The EpiPen Exploits

Three bites into dessert and I feel it: an unmistakable scratchiness in the back of my throat, the tingling sensation in my lips, and swelling of my eyelids. Those with allergies can relate. A closer inspection of my ice cream cup reveals hazelnuts in the nougat sauce. My face continues to balloon, and within minutes, I am unrecognizable. What followed next was a blur: a call for an ambulance, frantic texts to my parents, and the suggestion that I use my EpiPen. I stubbornly refuse any such suggestion. My reasoning: I don’t feel like my throat is closing, and EpiPens are too expensive to waste.

In 2022, Viatris (formerly known as Mylan) offered a $264 million settlement for a class action lawsuit alleging the company monopolized the market for epinephrine injection devices, commonly known as EpiPens. The settlement ended a near decade-and-a-half-long legal battle over Mylan’s choice to raise the price of EpiPens from $100 to $608 in 2007. Pfizer — the parent company of the manufacturers of EpiPens — denies any such scheme, but the company “believes this settlement is in the best interests of the company and its stakeholders,” according to Viatris’s quarterly earnings report from February 2022.

According to CNBC, it costs only several dollars to make an EpiPen. Yet, Mylan recognized the demand for their device and the lack of alternatives. They knew they could charge whatever they wanted for a tube of plastic and people would pay for the two milliliters of life-saving medication inside.

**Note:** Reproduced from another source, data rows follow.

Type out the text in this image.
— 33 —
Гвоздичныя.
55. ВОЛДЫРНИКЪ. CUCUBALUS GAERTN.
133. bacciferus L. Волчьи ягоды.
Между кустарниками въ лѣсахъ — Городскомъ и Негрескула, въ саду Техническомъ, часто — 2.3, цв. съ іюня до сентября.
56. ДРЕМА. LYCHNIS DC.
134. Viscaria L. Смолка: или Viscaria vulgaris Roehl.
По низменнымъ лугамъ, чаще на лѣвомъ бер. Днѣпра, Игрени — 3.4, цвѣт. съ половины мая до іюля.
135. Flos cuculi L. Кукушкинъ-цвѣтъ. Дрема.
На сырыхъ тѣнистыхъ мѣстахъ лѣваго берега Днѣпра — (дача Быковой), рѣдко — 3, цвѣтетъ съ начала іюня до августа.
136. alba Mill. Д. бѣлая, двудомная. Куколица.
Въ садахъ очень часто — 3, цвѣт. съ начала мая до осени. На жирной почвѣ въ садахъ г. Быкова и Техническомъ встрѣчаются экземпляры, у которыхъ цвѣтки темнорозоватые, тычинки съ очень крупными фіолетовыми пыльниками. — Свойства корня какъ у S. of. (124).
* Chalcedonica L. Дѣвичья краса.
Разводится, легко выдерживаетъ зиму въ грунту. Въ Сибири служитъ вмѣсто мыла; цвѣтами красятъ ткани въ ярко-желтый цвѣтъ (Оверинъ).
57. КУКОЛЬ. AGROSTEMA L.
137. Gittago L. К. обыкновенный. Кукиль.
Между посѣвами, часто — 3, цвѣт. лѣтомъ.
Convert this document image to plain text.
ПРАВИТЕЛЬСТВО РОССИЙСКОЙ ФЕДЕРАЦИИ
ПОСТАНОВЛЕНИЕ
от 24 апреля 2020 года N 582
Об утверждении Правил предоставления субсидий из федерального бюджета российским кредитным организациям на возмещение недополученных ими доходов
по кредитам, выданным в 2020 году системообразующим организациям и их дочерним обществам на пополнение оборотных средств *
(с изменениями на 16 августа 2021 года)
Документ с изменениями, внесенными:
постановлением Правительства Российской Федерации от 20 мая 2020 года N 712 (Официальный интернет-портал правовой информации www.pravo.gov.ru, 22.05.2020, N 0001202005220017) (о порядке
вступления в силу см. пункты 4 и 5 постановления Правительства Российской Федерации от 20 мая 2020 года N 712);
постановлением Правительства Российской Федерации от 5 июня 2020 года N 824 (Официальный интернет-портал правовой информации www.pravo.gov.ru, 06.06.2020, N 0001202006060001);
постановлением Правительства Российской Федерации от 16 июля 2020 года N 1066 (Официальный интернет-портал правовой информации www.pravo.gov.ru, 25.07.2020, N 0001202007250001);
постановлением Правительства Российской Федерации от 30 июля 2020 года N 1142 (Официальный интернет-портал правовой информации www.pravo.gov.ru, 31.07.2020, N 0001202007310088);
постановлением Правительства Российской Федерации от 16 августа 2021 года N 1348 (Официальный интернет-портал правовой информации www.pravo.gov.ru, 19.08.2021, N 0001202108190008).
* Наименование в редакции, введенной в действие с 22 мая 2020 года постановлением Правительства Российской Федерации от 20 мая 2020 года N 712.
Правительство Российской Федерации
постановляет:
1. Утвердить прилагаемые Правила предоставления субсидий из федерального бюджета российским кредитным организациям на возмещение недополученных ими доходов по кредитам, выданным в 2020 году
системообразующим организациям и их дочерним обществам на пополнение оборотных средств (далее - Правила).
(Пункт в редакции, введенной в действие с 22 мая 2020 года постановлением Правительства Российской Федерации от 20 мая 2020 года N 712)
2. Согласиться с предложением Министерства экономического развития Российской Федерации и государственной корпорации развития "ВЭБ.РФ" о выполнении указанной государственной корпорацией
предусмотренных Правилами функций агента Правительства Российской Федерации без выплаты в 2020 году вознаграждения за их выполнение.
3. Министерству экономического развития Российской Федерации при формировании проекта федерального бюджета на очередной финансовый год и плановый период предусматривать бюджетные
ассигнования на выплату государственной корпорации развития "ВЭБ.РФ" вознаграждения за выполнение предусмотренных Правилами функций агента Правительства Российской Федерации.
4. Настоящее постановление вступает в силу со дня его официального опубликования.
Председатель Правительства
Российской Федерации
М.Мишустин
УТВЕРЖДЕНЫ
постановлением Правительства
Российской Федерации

Prior to the settlement, I received a letter in the mail with details of the lawsuit and instructions as to how I could receive compensation. Of course, that process required jumping through a series of hoops, asking me to provide documentation of my family’s purchase of EpiPens, which I did not have on-hand. I had been buying EpiPens for 15 years — it was practically a habit.

We first learned I was allergic to nuts at my first birthday party where, upon eating my first few bites of cake, my face erupted in splotchy hives. Rounds of testing revealed I had moderate allergies to peanuts and eggs, which eventually turned into a sole allergy to tree nuts. I was never anaphylactic (deathly allergic), but the medical advice was always the same: carry an EpiPen just in case.

This kick-started years of buying and replacing EpiPens as they quickly expiredconvinced to maintain this habit by horror stories of children who went to school or went camping and died due to moderate allergies that suddenly turned fatal. If only they’d had an EpiPen with them. So my parents, just like thousands of others, paid exorbitant amounts of money out-of-pocket (because, of course, insurance does not cover EpiPens) for medication we would hopefully never have to use.

They knew they could charge whatever they wanted for a tube of plastic and people would pay for the two milliliters of life-saving medication inside.

The monopolistic pricing abuse by Mylan mirrors that of Eli Lilly, the drugmaker that sells insulin. Over several decades, Lilly raised prices on insulin by more than 600%. Insulin is also cheap to produce. A dose generally costs less than $10; yet, according to an article from Vox, some versions of the drugs are listed at over $200. However, unlike people with allergies, diabetics — of which there are nearly 30 million in the U.S. — need insulin at all times to stay alive. Though Eli Lilly recently announced it would set a price ceiling of $35 per year on outof-pocket payments for insulin, many are still outraged. According to an article from the New York Times, the policies may not even affect what people actually pay.

For years, people have lamented the exploitation being done by medical manufacturing companies. In a 2016 blog post for Health Affairs, professor of economics and public affairs at

Princeton Dr. Uwe E. Reinhardt explained that the practices of Mylan and Lilly fall under “savage capitalism.” Using the words of famed economist Milton Friedman, Reinhardt explained that under savage capitalism, a for-profit company’s sole obligation is to “maximize its profits while engaging in open and free competition without deception and fraud.”

He urges for more ethical customs in corporate management, calling out Mylan’s CEO and other pharmaceutical companies. “Failure to appreciate this ethical constraint may impair not only the corporation’s image, but that of the firm’s entire industry,” Reinhardt said.

Seven years later, companies like Eli Lilly and Viatris are finally changing their practices, hoping to paint their public image in a more positive light while also refusing to admit any wrongdoing. What these companies have done is prey upon people with an already strained relationship to food due to unalterable afflictions and exacerbated it with outrageous medical bills, simply because they can.

For those wondering, I never used my EpiPen during my ice cream-induced allergic reaction during the summer of 2021. Instead, I was administered epinephrine intravenously during my ambulance ride to the hospital. I spent six hours under observation after determining that my throat was not closing, despite my pufferfish face. Fortunately for me, I was in a country with socialized medicine. The whole hospital ordeal didn’t cost me a cent.